Les infrastructures numériques y sont certes plus développées que dans d'autres pays d’Asie du Sud-Est, mais restent encore insuffisantes. Investir dans des infrastructures de haute qualité, comme la fibre optique, permettra d'accélérer l’adoption et la diffusion de technologies numériques avancées. En particulier, il est indispensable de libéraliser davantage le marché des télécommunications pour stimuler l’investissement.

Pour accélérer la transition numérique, le Viet Nam doit améliorer l’environnement propice à une telle évolution. Comme dans bien d'autres pays, la généralisation du numérique transforme toutes les facettes de l’économie. Les pouvoirs publics ont rapidement proposé des services en ligne, comme pour les douanes par exemple, et les paiements numériques et dématérialisés sont devenus plus courants. Pour favoriser encore la généralisation du numérique, il faut allouer davantage de ressources à l’enseignement et à la formation techniques et professionnels ainsi qu’à la formation sur le lieu de travail de façon à promouvoir les compétences et les talents numériques. Diverses réglementations, notamment celles qui concernent les flux de données transfrontières, devraient être assouplies, tandis que la protection de la vie privée et la cybersécurité devraient être renforcées. Ces réformes s'avèrent par ailleurs primordiales pour accroître la complexité de la production et renforcer ce faisant l'intégration du Viet Nam dans l'économie mondiale.

Les autorités se sont engagées à atteindre la neutralité en gaz à effet de serre d'ici à 2050. Cependant, la forte croissance économique passée s’appuyait sur une hausse de la consommation d’énergie, principalement issue de combustibles fossiles. Or, la part de l’hydroélectricité est actuellement en recul, si bien que le charbon reste la principale source d’électricité.
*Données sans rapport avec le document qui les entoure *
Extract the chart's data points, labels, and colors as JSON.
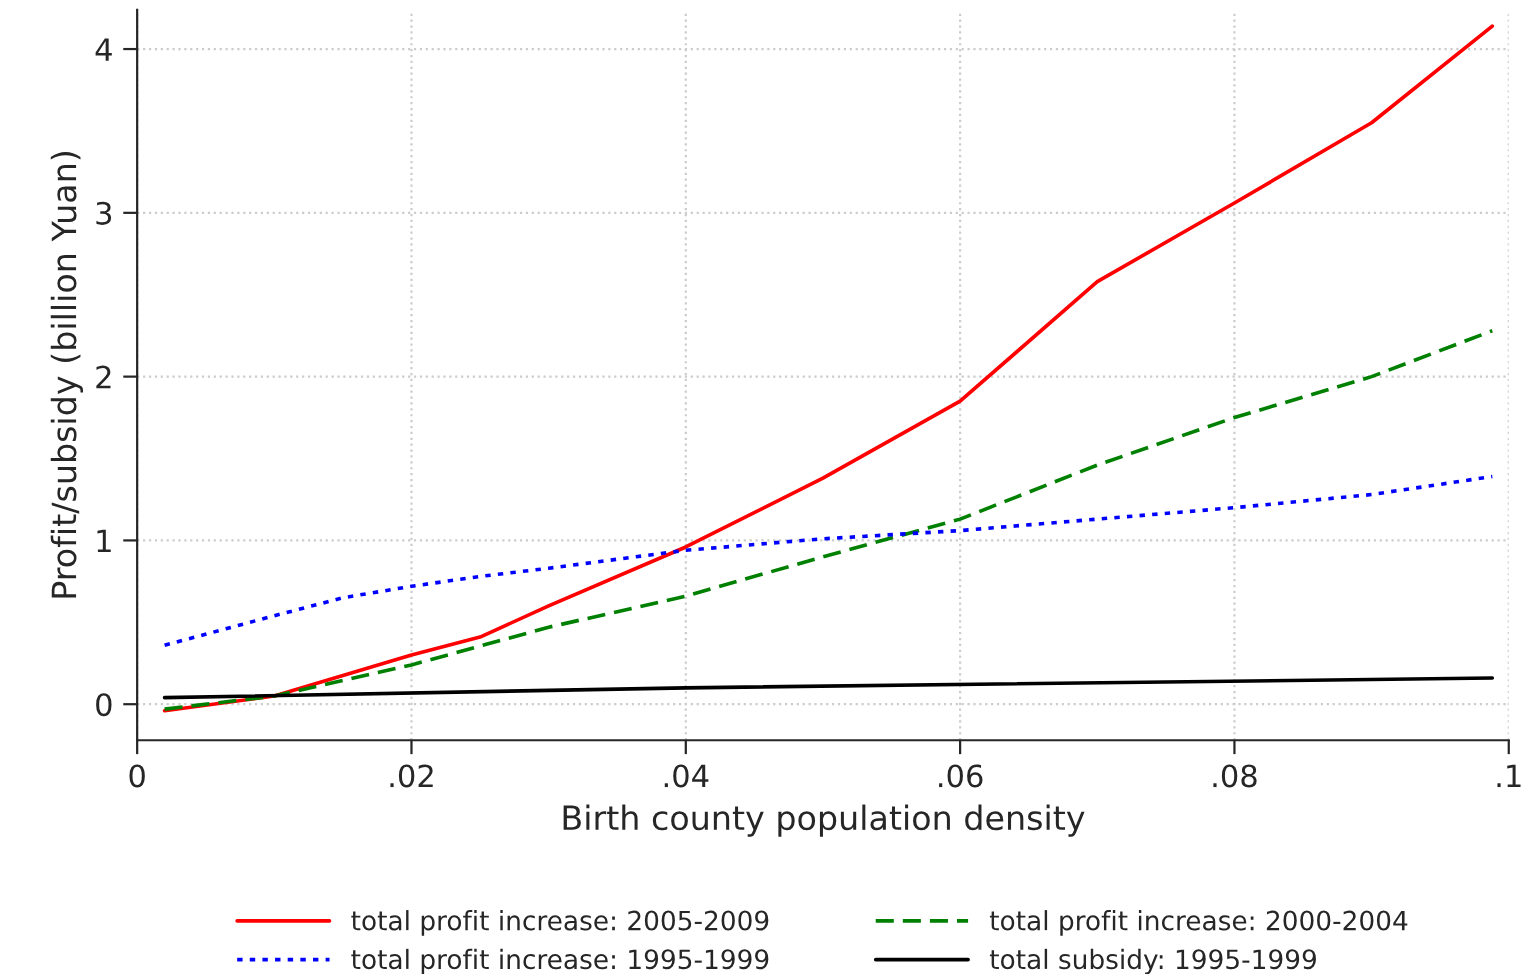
{
  "chart_data": {
    "type": "line",
    "xlabel": "Birth county population density",
    "ylabel": "Profit/subsidy (billion Yuan)",
    "xlim": [
      0,
      0.1
    ],
    "ylim": [
      -0.22,
      4.24
    ],
    "xticks": [
      0,
      {
        "value": 0.02,
        "label": ".02"
      },
      {
        "value": 0.04,
        "label": ".04"
      },
      {
        "value": 0.06,
        "label": ".06"
      },
      {
        "value": 0.08,
        "label": ".08"
      },
      {
        "value": 0.1,
        "label": ".1"
      }
    ],
    "yticks": [
      0,
      1,
      2,
      3,
      4
    ],
    "grid": true,
    "legend": "bottom",
    "series": [
      {
        "name": "total profit increase: 2005-2009",
        "color": "#ff0000",
        "line_style": "solid",
        "x": [
          0.002,
          0.01,
          0.02,
          0.025,
          0.03,
          0.04,
          0.05,
          0.06,
          0.07,
          0.08,
          0.09,
          0.0988
        ],
        "values": [
          -0.04,
          0.05,
          0.3,
          0.41,
          0.6,
          0.96,
          1.38,
          1.85,
          2.58,
          3.06,
          3.55,
          4.14
        ]
      },
      {
        "name": "total profit increase: 2000-2004",
        "color": "#008000",
        "line_style": "dashed",
        "x": [
          0.002,
          0.01,
          0.02,
          0.03,
          0.04,
          0.05,
          0.06,
          0.07,
          0.08,
          0.09,
          0.0988
        ],
        "values": [
          -0.03,
          0.05,
          0.24,
          0.47,
          0.66,
          0.9,
          1.13,
          1.46,
          1.75,
          2.0,
          2.28
        ]
      },
      {
        "name": "total profit increase: 1995-1999",
        "color": "#0000ff",
        "line_style": "dotted",
        "x": [
          0.002,
          0.01,
          0.015,
          0.02,
          0.025,
          0.03,
          0.04,
          0.05,
          0.06,
          0.07,
          0.08,
          0.09,
          0.0988
        ],
        "values": [
          0.36,
          0.54,
          0.65,
          0.72,
          0.78,
          0.83,
          0.94,
          1.01,
          1.06,
          1.13,
          1.2,
          1.28,
          1.39
        ]
      },
      {
        "name": "total subsidy: 1995-1999",
        "color": "#000000",
        "line_style": "solid",
        "x": [
          0.002,
          0.04,
          0.0988
        ],
        "values": [
          0.04,
          0.1,
          0.16
        ]
      }
    ]
  }
}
De ce fait, les émissions de carbone augmentent rapidement. Il est indispensable de réduire la forte intensité en émissions de la production pour pouvoir à la fois atteindre la neutralité en gaz à effet de serre et assurer une forte croissance économique (Graphique 4).

Un vaste programme s’impose pour assurer la transition vers une économie bas carbone. Afin de placer tous les secteurs économiques sur une trajectoire bas carbone, il est nécessaire de préparer une stratégie climatique à long terme qui soit à la fois claire et prévisible. Une telle stratégie devra inclure une réforme du secteur de l’énergie, indispensable pour développer l’investissement dans les renouvelables. Tous les combustibles fossiles sont désormais assujettis à la taxe pour la protection de l’environnement, mais il s’avère difficile de prendre en compte l’intégralité des coûts sociaux du carbone. Il faudrait y remédier pour influencer plus explicitement les modes de consommation des ménages comme des entreprises. La mise en place prévue d'un marché du carbone devrait être accélérée pour encourager l’investissement dans les énergies renouvelables dans le secteur de l’électricité. L'adoption d'une taxonomie verte pourrait aussi contribuer à réorienter les ressources financières vers les investissements bas carbone.